We can present the union of events as: $A\cup B=(A\backslash(A\cap B))\cup(A\cap B)\cup(B\backslash(A\cap B))$. Thus, we get: $P(A\cup B)=P(A\backslash(A\cap B))+P((A\cap B))+P(B\backslash(A\cap B))=P(A)+P(B\backslash(A\cap B))$.

From the latter we find: $P(A\cup B)-P(A)=P(B\backslash(A\cap B))$.

From the latter we find that: $0.53-0.45=P(B)-P(A\cap B)$ . We substitute $P(B)=0.22$ and get: $P(A\cap B)=0.22-0.08=0.14$.
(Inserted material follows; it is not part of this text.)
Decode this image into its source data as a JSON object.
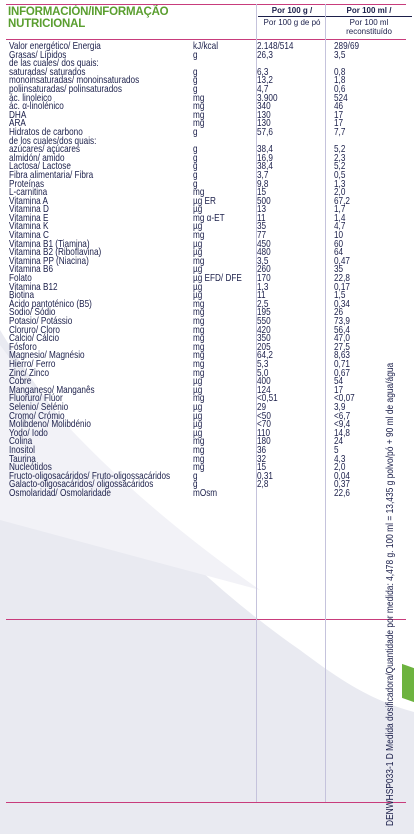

Denote the whole probability space by $X$. Then, $\bar{A}=X\backslash A$ and $\bar{B}=X\backslash B$. Thus, we get: $\bar{A}\cup{\bar{B}}=(X\backslash A)\cup(X\backslash B)=X\backslash(A\cap B)$. We get:

a). $P(\bar{A}\cup{\bar{B}})=P(X\backslash(A\cap B))=P(X)-P(A\cap B)=1-0.14=0.86$.

b). For independent events one has: $P(A\cap B)=P(A)P(B)$. $P(A)P(B)=0.099$. It follows from the formulation of the problem. As we can see $P(A)P(B)\neq P(A\cap B)$. Thus, the events are not independent.